Nevertheless, ETF2L’s Season 26 Grand Finals are coming up tomorrow, and I’ve shown the projection machine the rosters of the teams involved. The exact numbers it spat out look like this:

Arctic Foxes 1.6 : 3.4 SE7EN

We can extrapolate from this that an actual score of 2-4 per map would fit quite nicely, as would 1-2 or perhaps 2-5, or 1-3 if we end up visiting Viaduct. This happens to line up very well with what occurred when these teams last met in the Upper Bracket final, where on Gullywash the score was 2-4, and on Reckoner 2-5.

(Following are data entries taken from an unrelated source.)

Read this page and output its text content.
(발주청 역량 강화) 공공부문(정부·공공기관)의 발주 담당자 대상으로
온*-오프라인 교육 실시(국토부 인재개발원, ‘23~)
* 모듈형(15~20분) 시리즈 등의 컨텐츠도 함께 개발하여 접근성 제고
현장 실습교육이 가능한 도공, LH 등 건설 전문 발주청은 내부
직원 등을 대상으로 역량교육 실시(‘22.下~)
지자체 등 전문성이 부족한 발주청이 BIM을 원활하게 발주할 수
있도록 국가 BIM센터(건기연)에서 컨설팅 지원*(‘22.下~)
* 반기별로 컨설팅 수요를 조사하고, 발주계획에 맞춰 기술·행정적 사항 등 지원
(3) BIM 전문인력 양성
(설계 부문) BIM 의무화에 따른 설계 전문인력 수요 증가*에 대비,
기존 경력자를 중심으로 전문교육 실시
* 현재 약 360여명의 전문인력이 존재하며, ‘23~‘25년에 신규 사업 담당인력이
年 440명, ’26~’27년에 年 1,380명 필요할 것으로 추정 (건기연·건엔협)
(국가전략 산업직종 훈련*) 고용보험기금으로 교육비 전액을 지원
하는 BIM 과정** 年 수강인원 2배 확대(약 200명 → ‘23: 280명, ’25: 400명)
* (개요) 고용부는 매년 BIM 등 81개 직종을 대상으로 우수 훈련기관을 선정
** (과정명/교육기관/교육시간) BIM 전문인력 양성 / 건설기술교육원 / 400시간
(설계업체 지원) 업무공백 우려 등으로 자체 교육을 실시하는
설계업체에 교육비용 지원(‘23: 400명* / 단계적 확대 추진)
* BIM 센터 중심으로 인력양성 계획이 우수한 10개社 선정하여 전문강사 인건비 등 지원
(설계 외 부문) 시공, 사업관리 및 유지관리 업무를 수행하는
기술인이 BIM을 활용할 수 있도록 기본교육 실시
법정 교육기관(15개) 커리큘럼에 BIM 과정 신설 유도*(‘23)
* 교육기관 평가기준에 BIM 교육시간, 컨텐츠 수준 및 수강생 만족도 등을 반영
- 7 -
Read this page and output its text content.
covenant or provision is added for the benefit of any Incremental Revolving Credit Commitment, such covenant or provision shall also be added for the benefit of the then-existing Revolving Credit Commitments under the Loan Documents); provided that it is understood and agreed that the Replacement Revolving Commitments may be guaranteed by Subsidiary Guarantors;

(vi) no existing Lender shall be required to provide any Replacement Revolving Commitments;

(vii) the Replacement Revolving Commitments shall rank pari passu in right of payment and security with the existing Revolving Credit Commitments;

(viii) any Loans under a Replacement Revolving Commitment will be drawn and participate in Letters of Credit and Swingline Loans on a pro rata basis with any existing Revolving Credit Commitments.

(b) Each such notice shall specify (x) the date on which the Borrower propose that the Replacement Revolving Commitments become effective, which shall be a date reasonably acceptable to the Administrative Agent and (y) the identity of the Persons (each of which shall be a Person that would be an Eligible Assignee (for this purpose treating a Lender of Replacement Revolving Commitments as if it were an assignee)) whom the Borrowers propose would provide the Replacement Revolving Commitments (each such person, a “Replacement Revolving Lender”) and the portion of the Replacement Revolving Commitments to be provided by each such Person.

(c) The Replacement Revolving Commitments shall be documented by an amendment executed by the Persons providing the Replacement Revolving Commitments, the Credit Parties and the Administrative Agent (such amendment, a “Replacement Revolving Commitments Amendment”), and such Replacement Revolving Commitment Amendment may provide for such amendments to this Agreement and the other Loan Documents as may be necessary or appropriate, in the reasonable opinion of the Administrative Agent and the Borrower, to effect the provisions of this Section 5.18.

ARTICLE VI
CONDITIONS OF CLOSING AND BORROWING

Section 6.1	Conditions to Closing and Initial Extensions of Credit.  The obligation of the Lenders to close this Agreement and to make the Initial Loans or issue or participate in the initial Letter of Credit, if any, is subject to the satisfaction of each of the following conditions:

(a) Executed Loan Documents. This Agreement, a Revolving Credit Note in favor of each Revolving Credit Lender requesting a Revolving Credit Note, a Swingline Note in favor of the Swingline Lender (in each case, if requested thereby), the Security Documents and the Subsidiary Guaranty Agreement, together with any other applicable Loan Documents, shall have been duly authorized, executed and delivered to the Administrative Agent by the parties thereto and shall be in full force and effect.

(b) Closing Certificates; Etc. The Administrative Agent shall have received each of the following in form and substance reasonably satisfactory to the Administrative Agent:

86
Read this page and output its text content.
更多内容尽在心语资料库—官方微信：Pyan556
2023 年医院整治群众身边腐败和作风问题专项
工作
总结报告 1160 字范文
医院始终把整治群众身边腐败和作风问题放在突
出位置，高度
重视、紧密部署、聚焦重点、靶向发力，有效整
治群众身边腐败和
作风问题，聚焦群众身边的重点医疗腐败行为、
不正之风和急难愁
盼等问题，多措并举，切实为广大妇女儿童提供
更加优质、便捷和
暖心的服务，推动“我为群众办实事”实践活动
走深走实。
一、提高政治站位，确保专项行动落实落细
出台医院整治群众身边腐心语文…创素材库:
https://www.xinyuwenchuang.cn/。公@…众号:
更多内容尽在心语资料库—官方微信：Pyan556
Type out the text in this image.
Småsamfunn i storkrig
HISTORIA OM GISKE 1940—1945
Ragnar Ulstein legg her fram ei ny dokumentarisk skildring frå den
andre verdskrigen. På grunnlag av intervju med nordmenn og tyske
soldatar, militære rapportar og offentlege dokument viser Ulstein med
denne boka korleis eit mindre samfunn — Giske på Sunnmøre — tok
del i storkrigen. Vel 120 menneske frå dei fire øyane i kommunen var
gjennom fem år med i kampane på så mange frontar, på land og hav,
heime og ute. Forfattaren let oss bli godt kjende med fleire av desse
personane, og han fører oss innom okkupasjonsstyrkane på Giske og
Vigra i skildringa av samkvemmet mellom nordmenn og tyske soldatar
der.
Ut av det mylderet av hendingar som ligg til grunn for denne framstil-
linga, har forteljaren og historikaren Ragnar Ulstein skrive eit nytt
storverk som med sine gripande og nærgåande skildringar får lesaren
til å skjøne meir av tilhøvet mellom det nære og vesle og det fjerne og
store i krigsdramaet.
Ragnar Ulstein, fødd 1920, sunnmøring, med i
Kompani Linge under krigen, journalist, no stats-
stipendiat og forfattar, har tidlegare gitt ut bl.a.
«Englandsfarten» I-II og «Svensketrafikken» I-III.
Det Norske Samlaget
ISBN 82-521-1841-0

However, just because its outlook for this match seems sensible enough doesn’t mean this system is always reliable. This machine tends to get more excited about new teams than the Rankings do, which are usually more conservative about players and teams with little experience. At the beginning of this ETF2L season, I remember it getting very excited indeed about Nunya, simply because they did well in the Pre-season Playoffs and Hems looked good at DHW. For a good couple of weeks it was convinced Nunya was one of the better teams in Prem, and it predicted they would beat Arctic Foxes comfortably. That prediction ultimately didn’t materialise at all, and Nunya failed to win a single round that particular week.

Since it’s reliant only on the average gilding ratios of a team’s players (which is also true for the Rankings), this can be used for any combination of twelve players, as long as those players are familiar to it. When working with fantasy teams, especially intercontinental ones, you can rightly say its conclusions have no grounding in reality. It’s basically one step short of plucking numbers out of thin air. Still fun, though.

Also, once the ETF2L Grand Final is done, I’ll update the ranking tables. There’s been a lot of matches and some noticeable movement in the standings over the course of this week.